The Carrot and Stick
The Trump administration's policy towards the DPRK is as follows: There is no acceptable alternative for the US but for complete de-nuclearization of the DPRK. And unfortunately, there has been no clear details as to what form of de-nuclearization would be acceptable to the US, making it not only a categorical antithesis to the nuclear policy of the DPRK, but also a non-negotiable starting point.

In the use of a limited attack, the US would have to communicate clear terms under which the US will exercise the use of further violence if demands are not met. These terms however, cannot be total de-nuclearization of the country, and must allow for a condition that can reasonably be fulfilled by the opposing party (or at least a demand that can be entertained and perhaps negotiated upon). However, diplomacy has a pre-requisition of mutual trust, and with the hostility and clear lack of trust shown between the two countries, the likelihood of success seem dim (from the perspective of the DPRK, it would be prudent to wait for a new administration that more closely embodies the traditional inclinations of the US, which would make far stabler grounds for negotiations).

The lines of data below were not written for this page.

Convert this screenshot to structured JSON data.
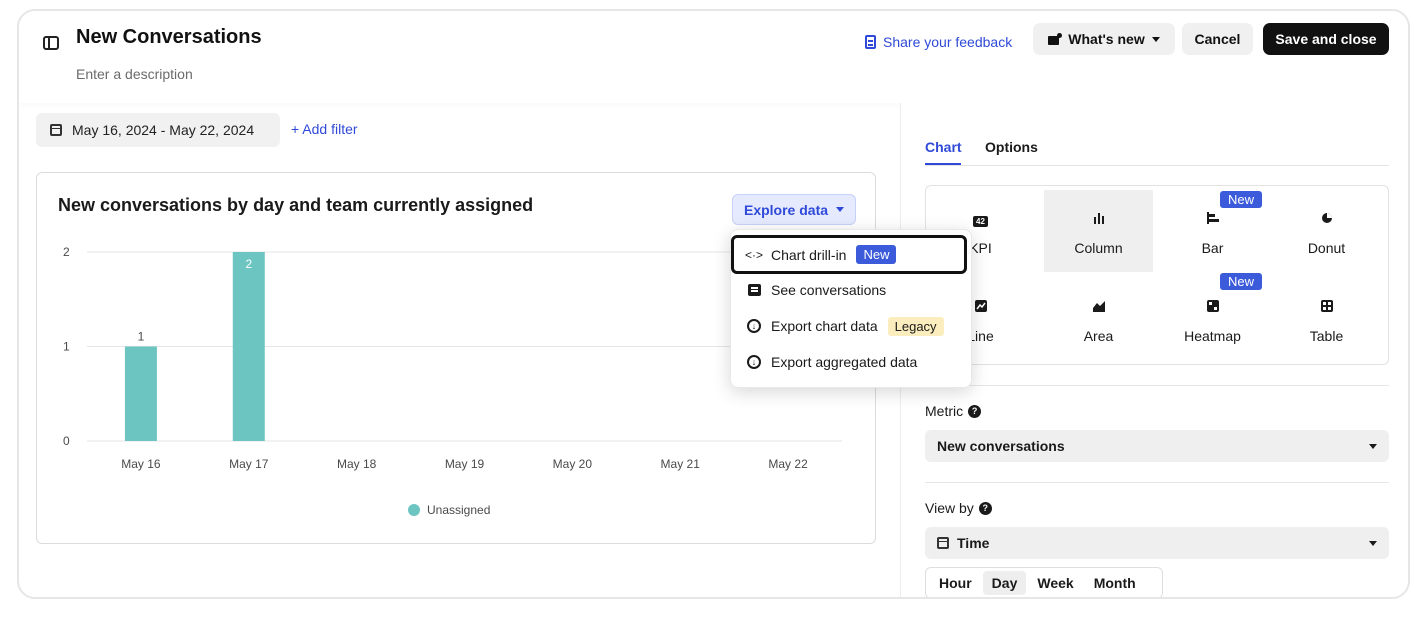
{
  "header": {
    "title": "New Conversations",
    "description_placeholder": "Enter a description",
    "feedback_label": "Share your feedback",
    "whats_new_label": "What's new",
    "cancel_label": "Cancel",
    "save_label": "Save and close"
  },
  "filters": {
    "date_range": "May 16, 2024 - May 22, 2024",
    "add_filter_label": "+ Add filter"
  },
  "card": {
    "title": "New conversations by day and team currently assigned",
    "explore_label": "Explore data"
  },
  "chart_data": {
    "type": "bar",
    "categories": [
      "May 16",
      "May 17",
      "May 18",
      "May 19",
      "May 20",
      "May 21",
      "May 22"
    ],
    "series": [
      {
        "name": "Unassigned",
        "values": [
          1,
          2,
          0,
          0,
          0,
          0,
          0
        ],
        "color": "#6cc5c1"
      }
    ],
    "data_labels": [
      "1",
      "2",
      "",
      "",
      "",
      "",
      ""
    ],
    "y_ticks": [
      "0",
      "1",
      "2"
    ],
    "ylim": [
      0,
      2
    ],
    "legend_position": "bottom-center",
    "grid": true
  },
  "menu": {
    "items": [
      {
        "label": "Chart drill-in",
        "badge": "New",
        "icon": "code-arrows-icon",
        "highlighted": true
      },
      {
        "label": "See conversations",
        "icon": "chat-icon"
      },
      {
        "label": "Export chart data",
        "badge": "Legacy",
        "icon": "download-circle-icon"
      },
      {
        "label": "Export aggregated data",
        "icon": "download-circle-icon"
      }
    ]
  },
  "panel": {
    "tabs": [
      "Chart",
      "Options"
    ],
    "types": [
      {
        "label": "KPI",
        "icon": "42"
      },
      {
        "label": "Column",
        "icon": "column-icon",
        "selected": true
      },
      {
        "label": "Bar",
        "icon": "bar-icon",
        "badge": "New"
      },
      {
        "label": "Donut",
        "icon": "donut-icon"
      },
      {
        "label": "Line",
        "icon": "line-icon"
      },
      {
        "label": "Area",
        "icon": "area-icon"
      },
      {
        "label": "Heatmap",
        "icon": "heatmap-icon",
        "badge": "New"
      },
      {
        "label": "Table",
        "icon": "table-icon"
      }
    ],
    "metric_label": "Metric",
    "metric_value": "New conversations",
    "viewby_label": "View by",
    "viewby_value": "Time",
    "granularity": [
      "Hour",
      "Day",
      "Week",
      "Month"
    ],
    "granularity_selected": "Day"
  },
  "colors": {
    "accent": "#2f4ad8",
    "bar": "#6cc5c1",
    "badge_new": "#3b5bdb",
    "badge_legacy": "#fbedbe"
  }
}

Furthermore, the recent successes of talks between the DPRK and ROK will be a challenging roadblock for the US in terms of negotiating with the DPRK. ROK's breakaway from the bloc of US led sanctions against DPRK weakens US bargaining position, especially given the fact that any limited attack against DPRK would require close cooperation and buy-in to the plan by the ROK. And having finally managed to find some common ground and deescalation to the situation, a move to introduce military action into the situation would likely garner harsh repudiation by the international community, isolating the US in its negotiation efforts and possibly endangering the sanctions regime (which is already faltering for innumerable reasons).

Conclusion
In the present scenario, it is difficult to imagine a positive outcome to a limited attack, which would only serve to validate DPRK's efforts for self defense, isolate the US from its allies in negotiations, and escalate tensions when it was just on its way down. As discussed in previous works, the DPRK is not in a position to be negotiated to total nuclear disarmament and a limited attack with such preconditions would necessitate a hard reaction from the DPRK. And with the talks with DPRK and ROK progressing, a limited attack would serve to derail those talks, sour our relation with the ROK, and would ultimately do disservice to the effort of pacifying the peninsula.

While the likelihood of a positive outcome from a limited attack is very slim, the US has maneuvered itself into a terrible position, where we must choose from bad and worse options. And with the credibility of the US at risk, and with the long term dangers of "kicking the can" down the road yet again, military action is still a very real possibility. There is also the added domestic political situation to consider, where the need for domestic approval for midterm elections and a second term Presidency may trump (no pun intended) the negative consequences of such actions.